To trace the development of ghazal in Urdu, Rahman gives us seven chronological periods in separate chapters with these titles—“Metaphysical Beginnings”, “Towards Enlightenment”, “Romance of Realism”, “Advent of Modernism”, “Progressive Poetics”, “New Poetics” and “Beyond New Poetics.” Rahman’s method has been to choose some significant poets from each period, to introduce them to the readers with some biographical and literary information, and to present two ghazals by each of those poets in the original language (written in Roman letters) as well as the English translation of those ghazals by Rahman himself. Rahman begins with two Deccan poets, Mohammad Quli Qutub Shah and Vali Deccani whom he accredits as the pioneers of the “great tradition of Urdu poetry that flowered in various parts of northern India later” (19). Along with these two, Rahman includes Mirza Mazhar Jan-e Janan as well in the first chapter as one of the significant pioneers of ghazal form. Rahman includes many Pakistani poets also in his cataloguing of the historical and literary development of ghazal, and does not seem to be bothered about the cross-border jump.

Coming to the English translation of so many ghazals of so many poets, one can only say that Rahman has done a laudable job since compared to prose, translating poetry is far more difficult, and Rahman here translates one of the very tricky literary forms (which, in the first place, is not easy to compose maintaining all its essential features of rhyme, meter, refrain, etc.) into a foreign tongue and he does it with élan.
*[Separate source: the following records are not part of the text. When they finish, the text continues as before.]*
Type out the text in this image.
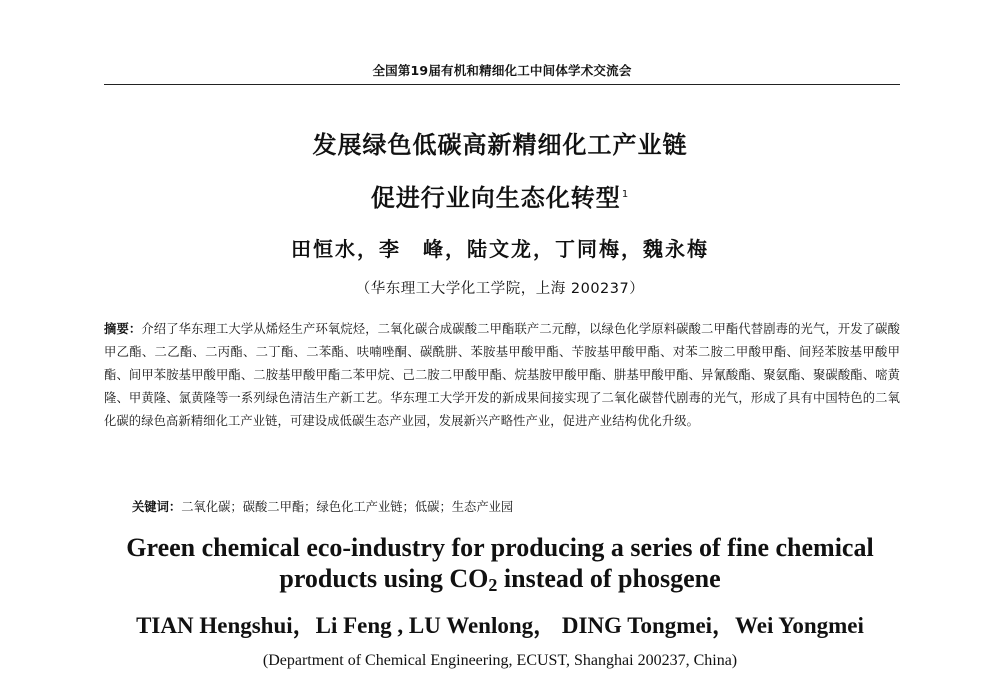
全国第19届有机和精细化工中间体学术交流会
发展绿色低碳高新精细化工产业链
促进行业向生态化转型$^1$
田恒水，李　峰，陆文龙，丁同梅，魏永梅
（华东理工大学化工学院，上海 200237）
摘要：介绍了华东理工大学从烯烃生产环氧烷烃，二氧化碳合成碳酸二甲酯联产二元醇，以绿色化学原料碳酸二甲酯代替剧毒的光气，开发了碳酸甲乙酯、二乙酯、二丙酯、二丁酯、二苯酯、呋喃唑酮、碳酰肼、苯胺基甲酸甲酯、苄胺基甲酸甲酯、对苯二胺二甲酸甲酯、间羟苯胺基甲酸甲酯、间甲苯胺基甲酸甲酯、二胺基甲酸甲酯二苯甲烷、己二胺二甲酸甲酯、烷基胺甲酸甲酯、肼基甲酸甲酯、异氰酸酯、聚氨酯、聚碳酸酯、嘧黄隆、甲黄隆、氯黄隆等一系列绿色清洁生产新工艺。华东理工大学开发的新成果间接实现了二氧化碳替代剧毒的光气，形成了具有中国特色的二氧化碳的绿色高新精细化工产业链，可建设成低碳生态产业园，发展新兴产略性产业，促进产业结构优化升级。
关键词：二氧化碳；碳酸二甲酯；绿色化工产业链；低碳；生态产业园
Green chemical eco-industry for producing a series of fine chemical
products using $CO_2$ instead of phosgene
TIAN Hengshui，Li Feng , LU Wenlong， DING Tongmei，Wei Yongmei
(Department of Chemical Engineering, ECUST, Shanghai 200237, China)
The English translations of these ghazals do complete justice to the original version, and only a richly-cultivated, well-read and highly skilful translator can do so. It is interesting to read his translation of the ghazals of Mohammad Quli Qutub Shah and Vali Deccani which are not even in the modern polished Urdu. The book indeed makes for a wonderful read as one not only gets a collection of so many beautiful ghazals along with their English version but also the necessary background information about the ghazal form in one compilation. 


Works Cited 

Rahman, Anisur. Hazaaron Khwahishein Aisi: The                      Wonderful World of Urdu GhazalsHarperCollins, 2019.